Dans ce contexte, la notion de choc des civilisations, rapportée aux fièvres actuelles du monde musulman, est évidemment tout à fait obsolète. Il y a bien assez de raisons économiques et politiques à ces menaces d’éruption. Non pas seulement parce que le monde arabe, appuyé sur son rôle leader dans l’Oumma et sur la situation stratégique de ses villes saintes, pourrait tirer parti des frustrations et de l’unité du monde musulman dans son ensemble pour monnayer un peu plus cher son or noir pendant qu’il est encore temps (pendant que les stocks ne sont pas épuisés et la relève énergétique pas encore assurée) : les expressions « pétro-dollar » et « narco-dollar » suffiraient à rappeler que si l’étalon américain régit la planète entière, les plus pauvres se défendent par une monnaie de singe.
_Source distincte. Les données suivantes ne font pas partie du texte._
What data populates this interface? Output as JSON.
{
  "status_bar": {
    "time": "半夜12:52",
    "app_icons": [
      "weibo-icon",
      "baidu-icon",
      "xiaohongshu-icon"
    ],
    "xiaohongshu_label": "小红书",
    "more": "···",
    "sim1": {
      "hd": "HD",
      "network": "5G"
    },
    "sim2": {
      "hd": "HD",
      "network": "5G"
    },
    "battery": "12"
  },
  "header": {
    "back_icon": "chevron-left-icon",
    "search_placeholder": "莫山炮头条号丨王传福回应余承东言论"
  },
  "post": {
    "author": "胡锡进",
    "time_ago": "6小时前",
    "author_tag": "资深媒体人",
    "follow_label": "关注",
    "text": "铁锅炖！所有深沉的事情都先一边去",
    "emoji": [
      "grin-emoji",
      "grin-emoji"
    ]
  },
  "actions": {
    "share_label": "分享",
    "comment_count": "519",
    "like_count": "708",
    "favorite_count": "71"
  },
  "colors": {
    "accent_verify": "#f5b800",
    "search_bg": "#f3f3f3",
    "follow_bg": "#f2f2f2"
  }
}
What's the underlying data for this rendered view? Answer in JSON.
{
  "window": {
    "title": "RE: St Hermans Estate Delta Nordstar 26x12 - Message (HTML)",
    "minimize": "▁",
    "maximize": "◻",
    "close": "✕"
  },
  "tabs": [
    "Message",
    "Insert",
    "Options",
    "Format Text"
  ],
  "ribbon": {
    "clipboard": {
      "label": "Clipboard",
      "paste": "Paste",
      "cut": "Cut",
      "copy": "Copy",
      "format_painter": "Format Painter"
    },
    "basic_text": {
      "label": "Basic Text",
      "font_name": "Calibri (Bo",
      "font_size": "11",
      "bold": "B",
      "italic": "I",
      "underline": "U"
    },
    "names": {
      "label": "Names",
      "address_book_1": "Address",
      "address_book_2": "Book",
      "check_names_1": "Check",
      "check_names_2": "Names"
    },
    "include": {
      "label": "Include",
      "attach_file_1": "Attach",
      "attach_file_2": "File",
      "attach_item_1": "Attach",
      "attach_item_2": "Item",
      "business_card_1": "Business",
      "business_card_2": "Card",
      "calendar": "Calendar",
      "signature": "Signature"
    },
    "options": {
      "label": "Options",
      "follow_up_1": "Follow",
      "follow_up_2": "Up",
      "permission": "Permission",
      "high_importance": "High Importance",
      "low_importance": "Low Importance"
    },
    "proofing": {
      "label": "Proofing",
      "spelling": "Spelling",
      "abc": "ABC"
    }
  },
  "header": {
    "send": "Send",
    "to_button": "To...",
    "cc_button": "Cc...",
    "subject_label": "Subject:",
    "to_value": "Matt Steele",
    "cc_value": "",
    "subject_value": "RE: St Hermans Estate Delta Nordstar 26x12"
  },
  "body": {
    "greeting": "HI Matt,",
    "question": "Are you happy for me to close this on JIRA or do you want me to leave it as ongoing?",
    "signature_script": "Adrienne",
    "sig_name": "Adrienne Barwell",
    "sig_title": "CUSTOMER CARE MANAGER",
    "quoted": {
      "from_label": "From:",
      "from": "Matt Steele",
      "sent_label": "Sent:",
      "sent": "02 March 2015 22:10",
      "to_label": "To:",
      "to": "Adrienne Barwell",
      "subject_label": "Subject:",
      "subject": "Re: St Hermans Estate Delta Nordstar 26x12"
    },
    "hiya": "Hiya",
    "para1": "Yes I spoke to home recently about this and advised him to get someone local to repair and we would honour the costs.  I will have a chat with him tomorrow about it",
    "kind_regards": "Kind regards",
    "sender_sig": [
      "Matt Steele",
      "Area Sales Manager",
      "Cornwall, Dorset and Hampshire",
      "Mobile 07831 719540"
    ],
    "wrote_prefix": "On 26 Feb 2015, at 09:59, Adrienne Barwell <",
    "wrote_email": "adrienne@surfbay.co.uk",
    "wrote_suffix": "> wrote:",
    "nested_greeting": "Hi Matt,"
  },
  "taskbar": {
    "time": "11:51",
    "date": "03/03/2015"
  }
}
S’il n’y a pas choc des civilisations, c’est en effet parce que dans le monde entier il n’existe qu’une seule unité de mesure reconnue. Ne distinguons donc pas un Occident, un Orient et un Extrême-orient, additionnés de quelques survivances africaines, insulaires, arctiques ou amérindiennes : mais distinguons des cultures, qui se définissent, assez pauvrement à l’aune du vieux discours matérialiste, mais d’autant plus farouchement, non plus par leur infrastructure économique et matérielle mais, en-deçà, par la race ou l’ethnie ou la langue ou les relations matrimoniales, c’est-à-dire par le patrimoine biologique et les parentés, et, au-delà, par leurs superstructures parmi lesquelles se détachent, au milieu de folklores, de manières de table et d’affects volatils, au premier plan, les religions.
Des religions mondiales
Or, ces religions sont elles-mêmes planétaires : qu’il s’agisse des « grandes religions » ou de leurs modernes avatars, les sectes, ou même de rites traditionnels africains, qui ont essaimé à la faveur de la traite des Noirs ou des migrations du Sud vers le Nord. Au grand marché des religions, rares sont les pays qui n’offrent pas de tout. Aussi les religions ne relèvent-elles pas uniformément de la crispation identitaire. Dans tous les lieux où elles rencontrent la concurrence mutuelle, on dirait qu’elles ont adopté les règles du capitalisme libéral et que leur bilan se mesure à la même aune : elles visent à la concentration, au verrouillage des positions acquises, à la fidélisation de leurs clientèles, et simultanément, aux fusions et à l’expansion. Comme tous les marchés, elles sont souvent conquérantes, sur le mode nouveau de la surenchère, et pour leur publicité elles utilisent aussi l’arme des télécommunications et du spectacle. Cependant, face aux dures lois du marché elles présentent des inégalités structurelles.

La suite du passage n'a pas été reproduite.